You may think that there are worse things that can happen besides infertility, but voicing this to a friend or relative who is struggling will not help. Studies on mental health and infertility show that infertile couples experience significant anxiety and emotional distress, including deep feelings of grief and loss when a treatment cycle doesn’t work.

#4 Don’t ask if they’ve tried X,Y,Z

Best sex positions to conceive, timing intercourse, – or even – going on a cruise, are all bandied about as foolproof ways to getting pregnant. While it may be tempting to offer well-meaning advice, chances are they’ve already tried everything under the sun and are considering much more intensive treatment to grow their family. For others, they may have already tried IVF and it didn’t work, so mentioning it casually as a fix-all solution doesn’t do anyone any good.
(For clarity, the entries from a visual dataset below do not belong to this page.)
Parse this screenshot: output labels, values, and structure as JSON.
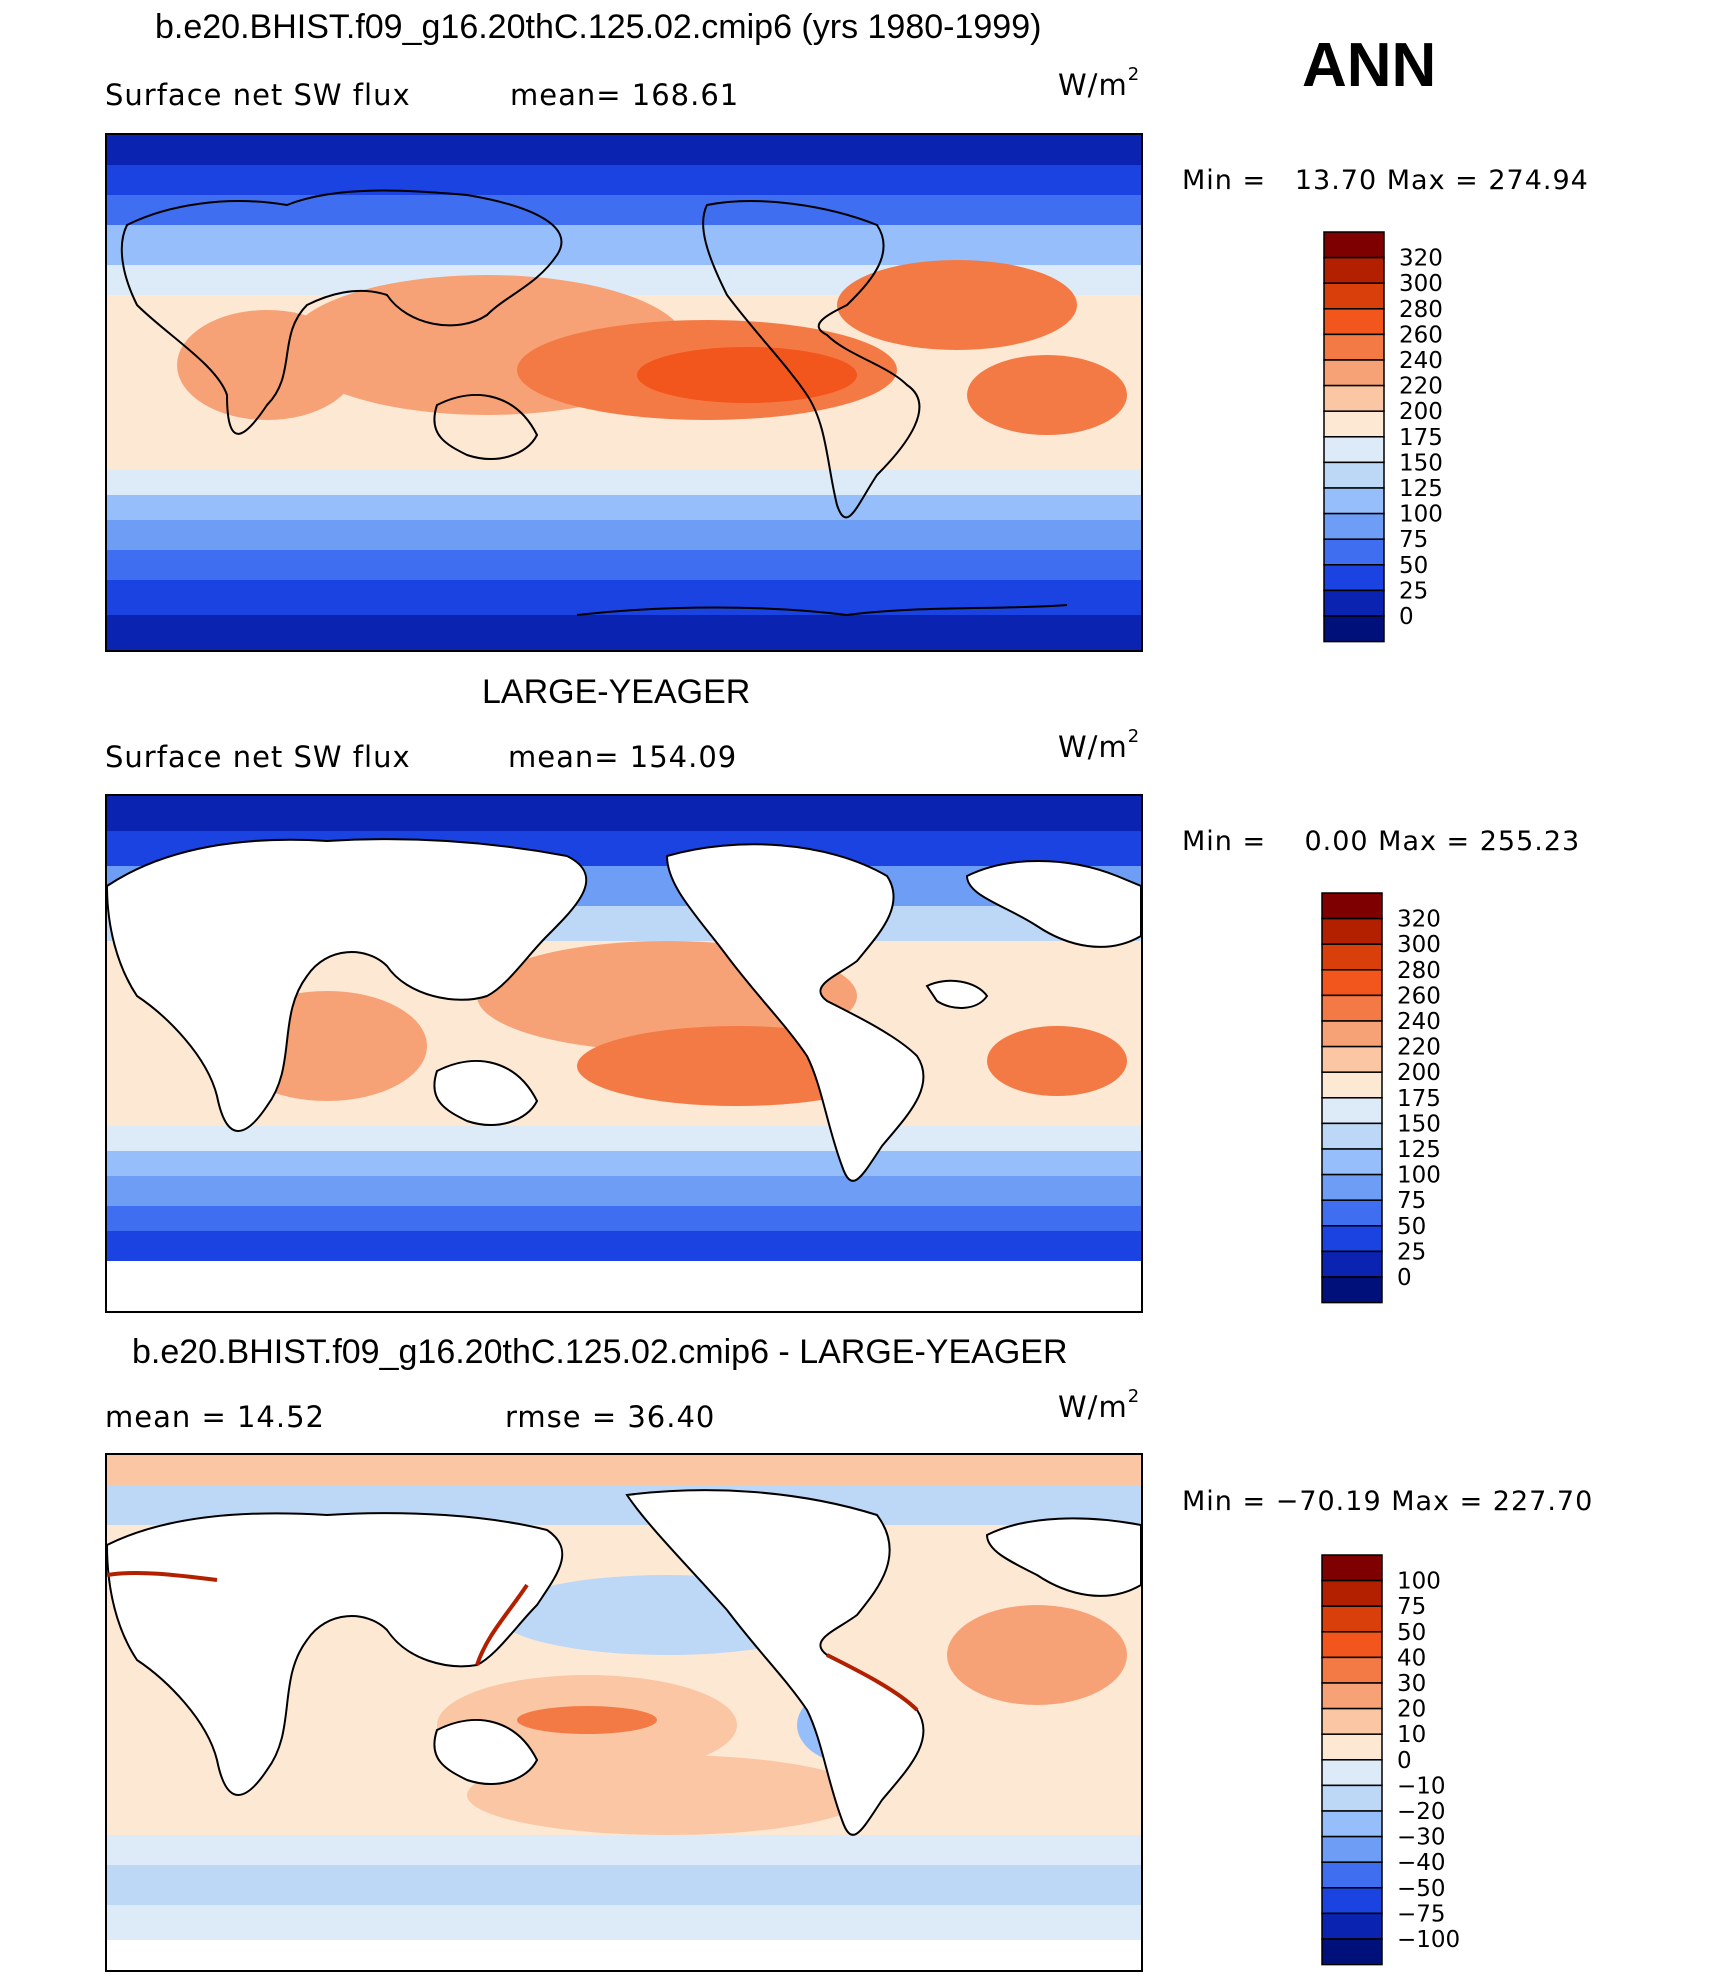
{
  "season": "ANN",
  "panels": [
    {
      "title": "b.e20.BHIST.f09_g16.20thC.125.02.cmip6 (yrs 1980-1999)",
      "left_text": "Surface net SW flux",
      "mid_text": "mean=  168.61",
      "units": "W/m",
      "units_sup": "2",
      "minmax": "Min =   13.70 Max = 274.94",
      "colorbar_labels": [
        "320",
        "300",
        "280",
        "260",
        "240",
        "220",
        "200",
        "175",
        "150",
        "125",
        "100",
        "75",
        "50",
        "25",
        "0"
      ]
    },
    {
      "title": "LARGE-YEAGER",
      "left_text": "Surface net SW flux",
      "mid_text": "mean=  154.09",
      "units": "W/m",
      "units_sup": "2",
      "minmax": "Min =    0.00 Max = 255.23",
      "colorbar_labels": [
        "320",
        "300",
        "280",
        "260",
        "240",
        "220",
        "200",
        "175",
        "150",
        "125",
        "100",
        "75",
        "50",
        "25",
        "0"
      ]
    },
    {
      "title": "b.e20.BHIST.f09_g16.20thC.125.02.cmip6 - LARGE-YEAGER",
      "left_text": "mean =    14.52",
      "mid_text": "rmse =    36.40",
      "units": "W/m",
      "units_sup": "2",
      "minmax": "Min = −70.19 Max = 227.70",
      "colorbar_labels": [
        "100",
        "75",
        "50",
        "40",
        "30",
        "20",
        "10",
        "0",
        "−10",
        "−20",
        "−30",
        "−40",
        "−50",
        "−75",
        "−100"
      ]
    }
  ],
  "colors": {
    "scale": [
      "#7f0000",
      "#b22000",
      "#d93f0a",
      "#f2561c",
      "#f47a45",
      "#f7a276",
      "#fac6a4",
      "#fde8d4",
      "#ddebf9",
      "#bdd7f6",
      "#95befa",
      "#6e9df5",
      "#3f6ff0",
      "#1a43e2",
      "#0a23b0",
      "#00107a"
    ],
    "land": "#ffffff",
    "coast": "#000000"
  }
}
#5 DO Educate Yourself on the Infertility Conversation

Educating yourself is an important step in understanding and being empathetic with those around you. There are plenty of resources available on infertility and how you can support loved ones through it. RESOLVE’s Infertility 101 is a good starting point for a general overview of infertility and underlying causes and you can find actionable ways how you can provide your support in their Friends and Family Guide. Books, written by those who’ve experienced infertility, are also a great resource.

Building a family isn’t always straightforward. For many, it requires years of trying, countless doctor’s appointments, prodding and poking, and multiple treatments – and all at a high emotional and financial cost. Being sensitive with your words and showing empathy during this difficult time goes a long way.